Over de Latijnse taal en haar betekenis voor de cultuur en geschiedenis van Europa. Vertaald door Harm en Akke Pinkster
In het antieke Rome was het Latijn een gesproken en geschreven taal. Als geschreven taal bleef het Latijn in gebruik tot lang na de val van het Romeinse Rijk. Gaandeweg verdween het Latijn als moedertaal en werd in die functie opgevolgd door zijn Romaanse dochtertalen. Als internationale taal en taal van de wetenschap bloeide het Latijn tot voor een paar eeuwen in heel Europa.
In dit boek wordt een beeld geschetst van het Latijn en de manier waarop het functioneerde in de Romeinse en Europese samenleving.

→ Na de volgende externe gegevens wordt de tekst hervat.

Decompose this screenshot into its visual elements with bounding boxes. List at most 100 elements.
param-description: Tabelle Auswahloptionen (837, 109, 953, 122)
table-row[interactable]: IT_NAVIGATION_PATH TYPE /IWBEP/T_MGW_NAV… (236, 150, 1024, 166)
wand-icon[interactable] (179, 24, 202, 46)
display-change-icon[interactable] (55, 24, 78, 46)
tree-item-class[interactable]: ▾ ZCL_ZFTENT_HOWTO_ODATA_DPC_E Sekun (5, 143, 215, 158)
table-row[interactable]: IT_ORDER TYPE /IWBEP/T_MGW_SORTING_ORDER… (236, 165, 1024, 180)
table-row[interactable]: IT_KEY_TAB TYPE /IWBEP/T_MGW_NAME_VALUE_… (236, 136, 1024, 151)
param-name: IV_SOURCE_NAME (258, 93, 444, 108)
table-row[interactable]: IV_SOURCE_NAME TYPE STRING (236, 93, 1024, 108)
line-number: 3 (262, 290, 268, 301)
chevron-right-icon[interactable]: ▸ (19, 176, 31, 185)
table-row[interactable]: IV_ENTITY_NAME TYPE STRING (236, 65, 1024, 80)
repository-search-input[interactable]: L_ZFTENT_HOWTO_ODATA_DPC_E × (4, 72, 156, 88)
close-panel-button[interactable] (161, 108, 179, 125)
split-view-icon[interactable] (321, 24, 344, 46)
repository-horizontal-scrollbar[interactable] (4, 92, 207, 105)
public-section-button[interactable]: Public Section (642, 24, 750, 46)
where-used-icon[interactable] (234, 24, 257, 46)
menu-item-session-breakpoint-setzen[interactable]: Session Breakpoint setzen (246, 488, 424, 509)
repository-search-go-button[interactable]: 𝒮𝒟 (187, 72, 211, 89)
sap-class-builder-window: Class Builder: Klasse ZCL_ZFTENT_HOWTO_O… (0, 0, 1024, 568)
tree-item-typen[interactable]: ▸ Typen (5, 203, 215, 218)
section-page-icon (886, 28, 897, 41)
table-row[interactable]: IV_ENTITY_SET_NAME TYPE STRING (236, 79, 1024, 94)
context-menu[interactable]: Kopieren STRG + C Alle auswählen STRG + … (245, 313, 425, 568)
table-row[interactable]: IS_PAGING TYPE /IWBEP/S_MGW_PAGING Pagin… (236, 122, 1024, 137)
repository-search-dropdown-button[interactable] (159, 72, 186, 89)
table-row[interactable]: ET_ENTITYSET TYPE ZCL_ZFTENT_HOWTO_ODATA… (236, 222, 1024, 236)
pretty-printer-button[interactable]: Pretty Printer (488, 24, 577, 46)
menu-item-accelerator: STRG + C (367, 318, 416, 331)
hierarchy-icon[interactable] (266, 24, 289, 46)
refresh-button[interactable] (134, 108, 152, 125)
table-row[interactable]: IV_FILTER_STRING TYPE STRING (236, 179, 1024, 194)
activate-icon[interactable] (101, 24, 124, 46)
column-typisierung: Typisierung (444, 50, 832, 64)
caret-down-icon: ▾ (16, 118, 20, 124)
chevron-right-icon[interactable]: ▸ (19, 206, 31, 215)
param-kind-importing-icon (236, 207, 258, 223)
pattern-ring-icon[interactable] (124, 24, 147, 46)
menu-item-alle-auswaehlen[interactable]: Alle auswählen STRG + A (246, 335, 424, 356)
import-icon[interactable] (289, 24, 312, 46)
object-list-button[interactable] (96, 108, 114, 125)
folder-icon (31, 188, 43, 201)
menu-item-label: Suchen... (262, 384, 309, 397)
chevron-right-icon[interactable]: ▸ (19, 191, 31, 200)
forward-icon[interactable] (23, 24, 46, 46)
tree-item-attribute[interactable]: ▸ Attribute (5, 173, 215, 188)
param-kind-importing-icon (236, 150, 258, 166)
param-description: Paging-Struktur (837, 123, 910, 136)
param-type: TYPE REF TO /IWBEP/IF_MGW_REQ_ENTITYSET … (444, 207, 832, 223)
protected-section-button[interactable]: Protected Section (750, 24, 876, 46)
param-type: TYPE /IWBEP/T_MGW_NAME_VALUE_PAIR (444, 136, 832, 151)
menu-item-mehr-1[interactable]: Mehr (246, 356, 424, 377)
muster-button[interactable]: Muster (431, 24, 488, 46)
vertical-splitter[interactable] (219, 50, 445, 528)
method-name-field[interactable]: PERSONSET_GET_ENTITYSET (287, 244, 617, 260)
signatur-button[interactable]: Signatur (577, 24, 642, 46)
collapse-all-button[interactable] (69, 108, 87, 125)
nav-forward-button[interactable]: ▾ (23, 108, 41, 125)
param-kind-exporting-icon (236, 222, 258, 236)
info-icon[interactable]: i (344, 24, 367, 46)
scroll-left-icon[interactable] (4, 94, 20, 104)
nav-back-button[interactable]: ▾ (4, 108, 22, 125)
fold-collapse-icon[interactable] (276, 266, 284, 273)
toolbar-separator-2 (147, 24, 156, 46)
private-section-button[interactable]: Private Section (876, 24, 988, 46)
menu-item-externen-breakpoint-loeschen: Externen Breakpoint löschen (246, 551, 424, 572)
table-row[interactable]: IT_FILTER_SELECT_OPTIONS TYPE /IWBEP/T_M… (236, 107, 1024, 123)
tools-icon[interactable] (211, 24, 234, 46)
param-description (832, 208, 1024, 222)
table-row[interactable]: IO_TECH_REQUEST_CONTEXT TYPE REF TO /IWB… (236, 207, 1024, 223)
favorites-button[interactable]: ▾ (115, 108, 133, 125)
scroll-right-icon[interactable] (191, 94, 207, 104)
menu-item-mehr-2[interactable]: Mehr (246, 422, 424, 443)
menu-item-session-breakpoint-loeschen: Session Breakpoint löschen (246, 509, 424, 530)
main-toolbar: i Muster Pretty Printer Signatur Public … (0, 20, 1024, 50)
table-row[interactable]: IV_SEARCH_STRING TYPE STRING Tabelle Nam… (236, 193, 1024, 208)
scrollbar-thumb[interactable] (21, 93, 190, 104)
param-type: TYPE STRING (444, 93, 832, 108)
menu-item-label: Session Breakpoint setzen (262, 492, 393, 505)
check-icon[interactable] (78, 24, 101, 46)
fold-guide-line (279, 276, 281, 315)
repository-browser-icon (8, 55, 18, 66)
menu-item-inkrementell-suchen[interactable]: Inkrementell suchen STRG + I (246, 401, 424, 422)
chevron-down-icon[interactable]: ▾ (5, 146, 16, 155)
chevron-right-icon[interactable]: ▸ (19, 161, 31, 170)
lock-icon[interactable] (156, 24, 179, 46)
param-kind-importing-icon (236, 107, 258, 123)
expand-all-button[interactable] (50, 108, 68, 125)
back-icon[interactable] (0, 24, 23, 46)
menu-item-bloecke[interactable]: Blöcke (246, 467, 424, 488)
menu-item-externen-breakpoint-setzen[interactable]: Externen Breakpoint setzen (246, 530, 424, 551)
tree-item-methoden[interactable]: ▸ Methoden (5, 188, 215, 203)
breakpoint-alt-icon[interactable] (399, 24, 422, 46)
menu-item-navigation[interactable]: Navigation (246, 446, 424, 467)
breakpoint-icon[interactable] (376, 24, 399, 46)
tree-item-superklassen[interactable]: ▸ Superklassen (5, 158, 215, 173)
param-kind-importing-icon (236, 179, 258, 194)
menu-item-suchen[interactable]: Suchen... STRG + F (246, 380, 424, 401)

Er is onder meer aandacht voor uitspraak, veel gebruikte woorden, vervoegingen en bekende gezegdes en uitspraken als 'veni, vidi, vici'. Voorkennis van het Latijn is niet nodig. Voor diegenen die zich verder willen verdiepen in de taal is er een appendix met een overzicht van de Latijnse grammatica.
Het boek is bestemd voor mensen met een algemene culturele belangstelling die nooit kennis hebben gemaakt met het Latijn of hun kennis op willen halen en deze kunnen plaatsen in een ruimer cultuurhistorisch kader.